At times, I can find myself frustrated. Frustrated to be limited by myself, pushed too far by my partner, or challenged by a client who needs an unanticipated amount of emotional or physical support.
And then, when I take a step back, relax in the moment, wherever it is I find myself, I realize how present I am. I realize how raw the experience is. In such a complicated world, my life is reduced to the most basic and fundamental of concerns: how am I right now?

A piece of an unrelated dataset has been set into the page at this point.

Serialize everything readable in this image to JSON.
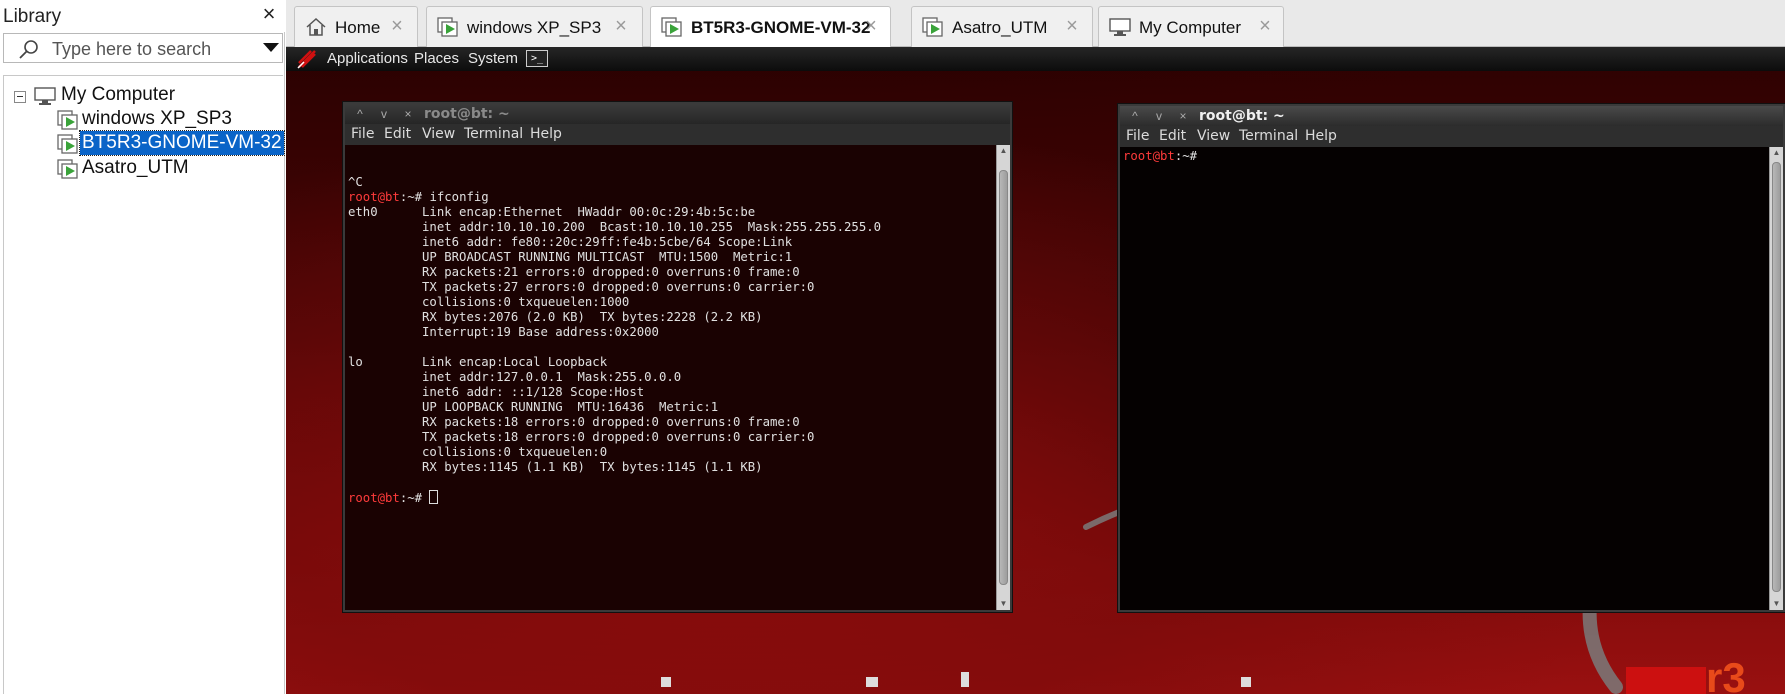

And it is in this moment that I realize how grateful I am to find my own limits, to push through my own mental and physical barriers, and to have the tool set to give someone the same experience.
***
My time in the mountains gives me the reality check I need in a complex world. With more and more people expanding the world of climbing, introducing new styles and focuses, it is easy to judge, categorize, and shun certain branches of climbing we don't understand. And of course, some ethical debate is healthy. But at the very core of it, we are all out there to learn something about ourselves, and this is what is important.
Yay a new post!
I struggle a lot with the fast / light vs. enjoying the mountains at a slower pace. I feel a little lazy when I opt for longer camping and splitting up the mileage, but love getting to slow my life's pace down. I long to go faster then feel guilty for being rushed in such a beautiful place :P I guess I need to just switch it up...
I always feel just a little wimpy with my awesome shoes, ultralight pack and non cast iron cookware... Those original mountain men were tough! (I think I'll stick with my awesome gear)
Posted by: Erin | 10/05/2011 at 11:03 AM
It really is such an on-going debate. Not sure there is a right answer. I sure enjoy my time in the mountains when I take less -- both for the simplicity and for the light weight factor!
But a good meal cooked in cast iron over a wood fire... mmmmmm.